How does this contribution differentiate from https://arxiv.org/abs/1604.01383? This work just seems way too early + applying quantum-safe crypto to existing Bitcoin ECDSA seems like an easier and more practical solution.
Meant to add the 'your' as a way to generalize the statement. It's fine if English is not his first language, that's why you have others proof read before publishing. If there wasn't much effort to edit, I tend to presume there wasn't much effort put into it more generally.
What an exciting proposition— if you can use quantum teleportation to solve double-spending, then you don't need mining at all! You don't even need proof-of-stake.
It's unclear to me why one might want to use quantum blockchain-based money when there are reasonable proposals for blockchain-free quantum money, e.g. [1].
In any event, I didn't bother reading most of the qBitcoin paper because of things like this:
> First of all, we need to consider how to transmit a coin made of quantum information. The best way, at the present, will be to employ quantum teleportation [2, 3], which succeeds in transforming quantum information to remote places. Great benefit to use the quantum teleportation is that the quantum information cannot remain the original place, in other words, it is impossible for a transmitter to keep the original quantum data once if the quantum information is sent.

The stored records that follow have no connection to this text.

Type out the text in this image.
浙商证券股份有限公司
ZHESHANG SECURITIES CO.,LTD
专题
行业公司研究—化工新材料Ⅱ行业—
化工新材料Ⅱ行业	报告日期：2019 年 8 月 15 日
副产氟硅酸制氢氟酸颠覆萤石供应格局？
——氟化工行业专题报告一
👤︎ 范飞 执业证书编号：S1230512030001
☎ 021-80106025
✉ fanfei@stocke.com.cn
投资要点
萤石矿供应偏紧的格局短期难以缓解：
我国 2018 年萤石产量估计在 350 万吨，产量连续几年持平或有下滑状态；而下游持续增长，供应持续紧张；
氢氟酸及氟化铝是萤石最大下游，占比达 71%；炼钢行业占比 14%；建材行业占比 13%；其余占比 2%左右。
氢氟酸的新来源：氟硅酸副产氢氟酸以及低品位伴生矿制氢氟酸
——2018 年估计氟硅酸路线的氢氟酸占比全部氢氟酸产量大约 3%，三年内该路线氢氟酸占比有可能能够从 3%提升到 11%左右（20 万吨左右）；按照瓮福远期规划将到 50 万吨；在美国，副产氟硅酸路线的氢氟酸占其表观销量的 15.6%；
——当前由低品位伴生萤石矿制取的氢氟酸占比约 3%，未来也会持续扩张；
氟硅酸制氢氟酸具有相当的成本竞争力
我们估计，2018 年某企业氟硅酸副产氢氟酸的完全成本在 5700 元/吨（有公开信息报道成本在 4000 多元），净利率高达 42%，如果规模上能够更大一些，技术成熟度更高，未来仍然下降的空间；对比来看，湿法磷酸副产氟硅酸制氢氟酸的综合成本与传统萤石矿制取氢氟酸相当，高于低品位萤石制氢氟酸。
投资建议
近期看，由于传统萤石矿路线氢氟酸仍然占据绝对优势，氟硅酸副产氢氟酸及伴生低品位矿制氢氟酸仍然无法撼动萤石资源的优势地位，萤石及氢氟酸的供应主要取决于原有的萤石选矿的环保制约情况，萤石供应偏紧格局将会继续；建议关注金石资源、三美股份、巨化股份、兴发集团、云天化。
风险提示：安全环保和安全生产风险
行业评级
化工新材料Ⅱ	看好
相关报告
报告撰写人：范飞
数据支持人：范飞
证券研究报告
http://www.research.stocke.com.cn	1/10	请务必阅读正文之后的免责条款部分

This is nonsense. It's like saying that you can transmit a file by mailing a USB stick, which absolutely guarantees that you, the sender, no longer have the original file. That's wrong -- all that mailing a USB stick guarantees is that you don't have the USB stick any more, not that you didn't keep a copy of the contents. Similarly, quantum teleportation eats the input state but says nothing about any other copies of the input state that may exist.
I think the author was talking about the no cloning theorem. It is true. If you have a few qubits (representing money) and you don't know their state then you can't send the coin and retain a copy.
That's only a little bit true. You need a much stricter condition to adequately describe "don't know the state". In any event, this has nothing to do with teleportation.
> That's wrong -- all that mailing a USB stick guarantees is that you don't have the USB stick any more, not that you didn't keep a copy of the contents.
On paper, no-cloning theorem means you aren't able to make a copy of the contents. However, the obvious downside of this scheme is that it requires all coins to always remain as a qubit when stored -- otherwise you can re-generate the coin. Also you can't have more than one photon to contain said signal (maybe there's some coherence trick you can pull, but I've read several papers that have found that most quantum cryptography has been broken -- especially cryptography that depends on being able to detect measurement and no-cloning theorem).
I'm generally skeptical of quantum cryptography when it depends on physical properties of qubits to provide its security, simply because previous research has shown that claims of security are broken very soon afterwards.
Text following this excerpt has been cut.